The Viet Cong are clearly demonized in this scene. The leader, a shrill screaming man who slaps and intimidates the captive soldiers is a wicked villain, and the torturous psychological nature of the sequence is one of the most unsettling moments in film. But it is all done for a reason. Regardless of the argument that these roulette games never went on in the prison camps in Vietnam, Cimino directs this scene for very cinematic reasons. The emotional and psychological damage these soldiers inflict on the three men will forever change their lives, and the extremity of the situation only amplifies the rest of the film. It may not be fact, but cinema is a world for fiction, not fact. The Deer Hunter was never intended to be a factual retelling of an event in the war. It was intended to show the damage such hell can do to three men with three very different psyches.
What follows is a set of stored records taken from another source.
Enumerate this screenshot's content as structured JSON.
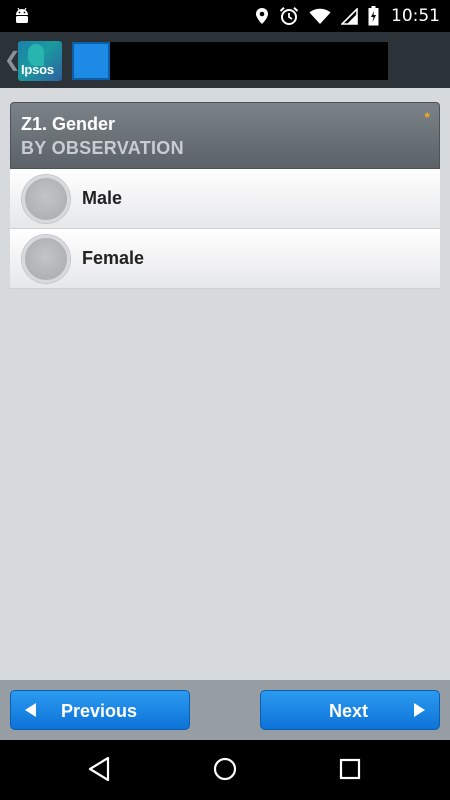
{
  "status_bar": {
    "time": "10:51",
    "icons": [
      "android-icon",
      "location-icon",
      "alarm-icon",
      "wifi-icon",
      "signal-icon",
      "battery-icon"
    ]
  },
  "action_bar": {
    "logo_text": "Ipsos",
    "icons": [
      "back-chevron-icon"
    ]
  },
  "question": {
    "title": "Z1. Gender",
    "subtitle": "BY OBSERVATION",
    "required_mark": "*",
    "options": [
      {
        "label": "Male",
        "selected": false
      },
      {
        "label": "Female",
        "selected": false
      }
    ]
  },
  "navigation": {
    "previous_label": "Previous",
    "next_label": "Next"
  },
  "system_nav": {
    "icons": [
      "back-icon",
      "home-icon",
      "recents-icon"
    ]
  },
  "colors": {
    "accent_blue": "#1d8ae6",
    "header_gray": "#6a7177",
    "required_orange": "#f5a623",
    "background": "#d7dadd"
  }
}
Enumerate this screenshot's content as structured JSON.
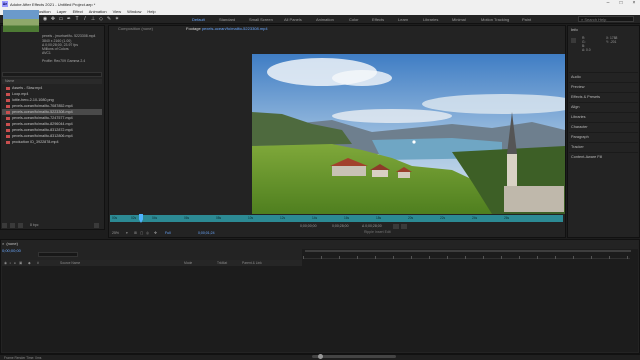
{
  "window": {
    "title": "Adobe After Effects 2021 - Untitled Project.aep *",
    "app_icon_text": "Ae"
  },
  "menu": [
    "File",
    "Edit",
    "Composition",
    "Layer",
    "Effect",
    "Animation",
    "View",
    "Window",
    "Help"
  ],
  "workspaces": [
    "Default",
    "Standard",
    "Small Screen",
    "All Panels",
    "Animation",
    "Color",
    "Effects",
    "Learn",
    "Libraries",
    "Minimal",
    "Motion Tracking",
    "Paint"
  ],
  "search_help_placeholder": "Search Help",
  "project": {
    "title": "Project",
    "selected_name": "pexels - jmurhart/fo- 5223308.mp4",
    "info_lines": [
      "3840 x 2160 (1.00)",
      "Δ 0;00;28;00, 23.97 fps",
      "Millions of Colors",
      "AVC1"
    ],
    "profile": "Profile: Rec709 Gamma 2.4",
    "col_name": "Name",
    "files": [
      {
        "name": "Assets - Slow.mp4",
        "color": "#c94f4f"
      },
      {
        "name": "Loop.mp4",
        "color": "#c94f4f"
      },
      {
        "name": "lottie-hero-2-10-1080.png",
        "color": "#c94f4f"
      },
      {
        "name": "pexels-ocean/fo/mailto-7087852.mp4",
        "color": "#c94f4f"
      },
      {
        "name": "pexels-ocean/fo/mailto-5223308.mp4",
        "color": "#c94f4f",
        "selected": true
      },
      {
        "name": "pexels-ocean/fo/mailto-7247577.mp4",
        "color": "#c94f4f"
      },
      {
        "name": "pexels-ocean/fo/mailto-8296044.mp4",
        "color": "#c94f4f"
      },
      {
        "name": "pexels-ocean/fo/mailto-8312872.mp4",
        "color": "#c94f4f"
      },
      {
        "name": "pexels-ocean/fo/mailto-8312806.mp4",
        "color": "#c94f4f"
      },
      {
        "name": "production ID_3922878.mp4",
        "color": "#c94f4f"
      }
    ],
    "bottom_bpc": "8 bpc"
  },
  "viewer": {
    "tab_composition": "Composition (none)",
    "tab_footage_prefix": "Footage",
    "tab_footage_name": "pexels-ocean/fo/mailto-5223308.mp4",
    "ruler_ticks": [
      "00s",
      "02s",
      "04s",
      "06s",
      "08s",
      "10s",
      "12s",
      "14s",
      "16s",
      "18s",
      "20s",
      "22s",
      "24s",
      "26s"
    ],
    "in_point": "0;00;00;00",
    "out_point": "0;00;28;00",
    "duration": "Δ 0;00;28;00",
    "ripple_label": "Ripple Insert Edit",
    "zoom": "25%",
    "resolution": "Full",
    "current_time": "0;00;01;24"
  },
  "info": {
    "title": "Info",
    "r": "R:",
    "g": "G:",
    "b": "B:",
    "a": "A: 0.0",
    "x": "X: 1788",
    "y": "Y: -201"
  },
  "right_panels": [
    "Audio",
    "Preview",
    "Effects & Presets",
    "Align",
    "Libraries",
    "Character",
    "Paragraph",
    "Tracker",
    "Content-Aware Fill"
  ],
  "timeline": {
    "tab": "(none)",
    "time": "0;00;00;00",
    "col_source": "Source Name",
    "col_mode": "Mode",
    "col_trkmat": "TrkMat",
    "col_parent": "Parent & Link",
    "bottom_left": "Frame Render Time: 0ms"
  }
}
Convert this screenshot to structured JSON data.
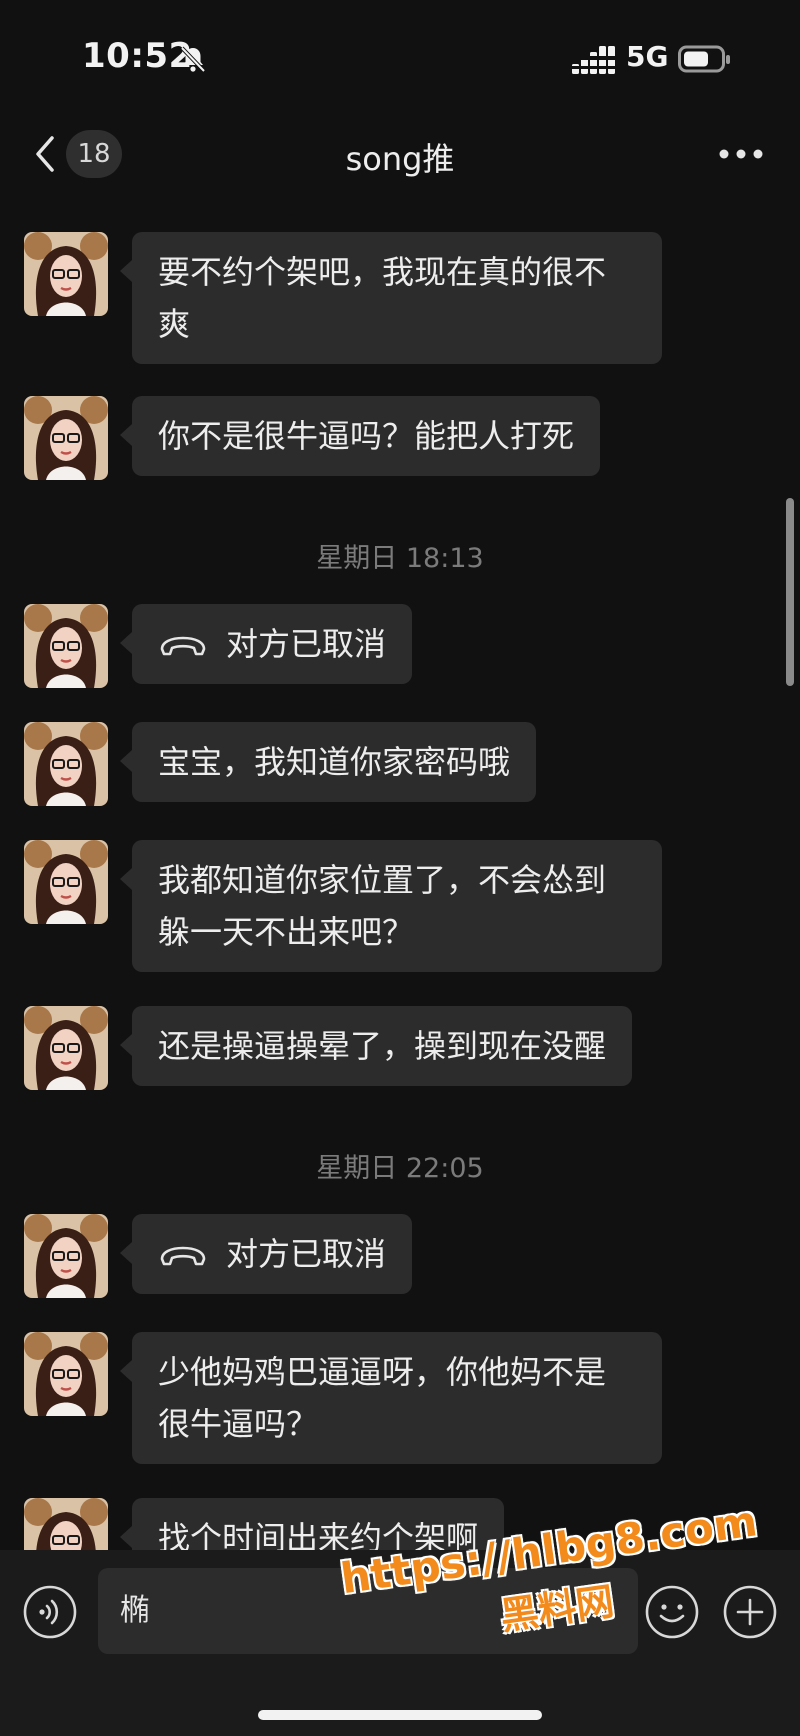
{
  "status_bar": {
    "time": "10:52",
    "network": "5G",
    "mute_icon": "bell-slash-icon",
    "signal_icon": "signal-icon",
    "battery_icon": "battery-icon"
  },
  "header": {
    "unread_count": "18",
    "title": "song推",
    "back_icon": "chevron-left-icon",
    "more_icon": "more-dots-icon"
  },
  "messages": [
    {
      "type": "text",
      "text": "要不约个架吧，我现在真的很不爽"
    },
    {
      "type": "text",
      "text": "你不是很牛逼吗？能把人打死"
    },
    {
      "type": "timestamp",
      "text": "星期日 18:13"
    },
    {
      "type": "call",
      "text": "对方已取消",
      "icon": "phone-hangup-icon"
    },
    {
      "type": "text",
      "text": "宝宝，我知道你家密码哦"
    },
    {
      "type": "text",
      "text": "我都知道你家位置了，不会怂到躲一天不出来吧？"
    },
    {
      "type": "text",
      "text": "还是操逼操晕了，操到现在没醒"
    },
    {
      "type": "timestamp",
      "text": "星期日 22:05"
    },
    {
      "type": "call",
      "text": "对方已取消",
      "icon": "phone-hangup-icon"
    },
    {
      "type": "text",
      "text": "少他妈鸡巴逼逼呀，你他妈不是很牛逼吗？"
    },
    {
      "type": "text",
      "text": "找个时间出来约个架啊"
    }
  ],
  "input": {
    "value": "椭",
    "voice_icon": "voice-icon",
    "emoji_icon": "emoji-icon",
    "plus_icon": "plus-icon"
  },
  "watermark": {
    "url": "https://hlbg8.com",
    "name": "黑料网"
  },
  "colors": {
    "background": "#111111",
    "bubble": "#2c2c2c",
    "text": "#ededed",
    "timestamp": "#7b7b7b",
    "watermark": "#f28a1c"
  }
}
Once the men return, they are forever changed. Michael is the first to arrive back home in Pennsylvania, but he decides against showing up for his welcome home party. He stays in a motel instead the first night, opting to come home early in the morning once the welcoming committee has diminished. He comes home to Linda, the only one around at the time, and the two share some touching moments. Michael is overwhelmed with guilt and consumed by the killing, and does not feel deserving of the party. He is also worried about Nick, who has not return from overseas. Nobody knows where he is. Steven, on the other hand, has sustained injuries that have confined him to a wheelchair. He is ashamed and living in a VA hospital, and does not want Angela to see him that way.

The rest of the film involves Michael’s re-acclimation into his life at home – he can no longer hunt deer the way he once could – and his search for Nick. He finds Nick in an underground roulette circuit. Nick has grown cold, distant. The life that was once behind his eyes has died. He plays roulette and wins money to send to Steven, but of course this cannot go on forever. Once Michael finds Nick, it is perhaps too late to save him. Christopher Walken won the Oscar for Best Supporting Actor as Nick, and Walken – always an actor who utilizes the uniqueness of his face and his reactions – becomes the emotional center of the story, and the most damaged of the three men.

The Deer Hunter is an excellent Vietnam picture, regardless of the controversy surrounding the elements. Despite the ire of Fonda, The Deer Hunter won Best Picture and Best Director for Cimino, who would never reach the heights of this film again. The Deer Hunter is about the levels of damage that war can inflict on different people. It never mattered when these men left Vietnam, when they ended their service, the war would forever stay with them, unless they made their own choices to end the suffering. The emotional weight and scope of the picture is its most powerful element, and without the controversial scenes at the heart, there would be no resonance in Cimino’s vision.